The Angel Island mouse has pale grey-brown fur with white underparts and feet, and large, hairless ears. It is most readily distinguished from closely related species on the mainland by subtle characteristics of the skull, or through genetic or biochemical analysis. Adults range from 19 to 22 cm (7.5 to 8.7 in) in total length, including tails 9 to 12 cm (3.5 to 4.7 in) long. Females have four abdominal teats.
Distribution and habitat
The Angel Island mouse is endemic to Ángel de la Guarda Island, a mountainous 359 sq mi (930 km2) island off the east coast of Baja California Sur, and to three much smaller islands in the same group. Within the islands, the species appears to be confined to sandy beaches, and perhaps to rockier areas nearby, and has not been found in the high mountainous terrain that forms most of their land area.

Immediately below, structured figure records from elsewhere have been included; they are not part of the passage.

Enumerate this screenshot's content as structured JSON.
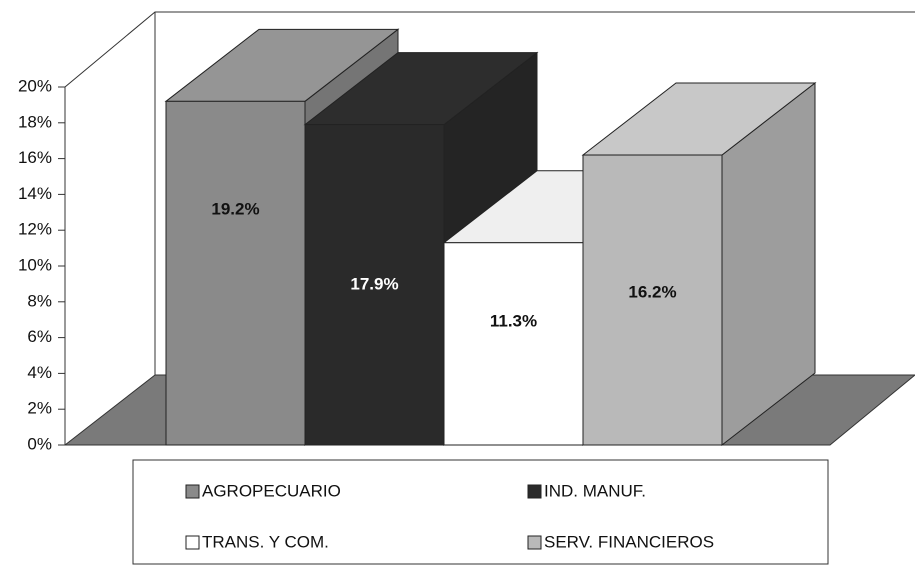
{
  "chart_data": {
    "type": "bar3d",
    "categories": [
      "AGROPECUARIO",
      "IND. MANUF.",
      "TRANS. Y COM.",
      "SERV. FINANCIEROS"
    ],
    "values": [
      19.2,
      17.9,
      11.3,
      16.2
    ],
    "value_labels": [
      "19.2%",
      "17.9%",
      "11.3%",
      "16.2%"
    ],
    "colors": [
      "#8a8a8a",
      "#2a2a2a",
      "#ffffff",
      "#b9b9b9"
    ],
    "ylim": [
      0,
      20
    ],
    "yticks": [
      {
        "value": 0,
        "label": "0%"
      },
      {
        "value": 2,
        "label": "2%"
      },
      {
        "value": 4,
        "label": "4%"
      },
      {
        "value": 6,
        "label": "6%"
      },
      {
        "value": 8,
        "label": "8%"
      },
      {
        "value": 10,
        "label": "10%"
      },
      {
        "value": 12,
        "label": "12%"
      },
      {
        "value": 14,
        "label": "14%"
      },
      {
        "value": 16,
        "label": "16%"
      },
      {
        "value": 18,
        "label": "18%"
      },
      {
        "value": 20,
        "label": "20%"
      }
    ],
    "legend": "bottom"
  }
}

Three subspecies are formally recognised, although two of these are now extinct:
- P. g. guardia - Ángel de la Guarda, Estanque
- † P. g. harbisoni - Isla Granito
- † P. g. mejiae - Mejia
The Angel Island mouse is believed to be descended from an isolated population of cactus mice, possibly belonging to the P. e. fraterculus species or subspecies The critically endangered San Lorenzo mouse, which inhabits a smaller group of islands to the south, may be descended from the same stock, isolated when the islands separated from the mainland as sea levels rose at the end of the last Ice Age. The two species remain able to interbreed, although it is not known whether the resulting hybrids are fertile. Little is known of the behaviour or detailed biology of the species, although it is believed to breed in the spring.
As recently as the 1960s, the Angel Island mouse was reported to be abundant on at least three of the four islands it was known to inhabit. However, no specimens have been found on the islands since 1991, despite a number of surveys. The main risks to the species come from feral cats, and from introduced house mice and black rats, which compete with the endemic species for resources. The subspecies resident on the two northern islets are now listed as extinct, while the entire population on the southern islet of Estanque was probably driven to extinction by a single cat, present on the island only between 1998 and 1999.
The species is currently listed as critically endangered by the IUCN, but since no living specimens have been seen for 20 years, as of 2011, it may well be entirely extinct. If the species still survives, it is likely restricted to an area of no more than 10 km2 (3.9 sq mi).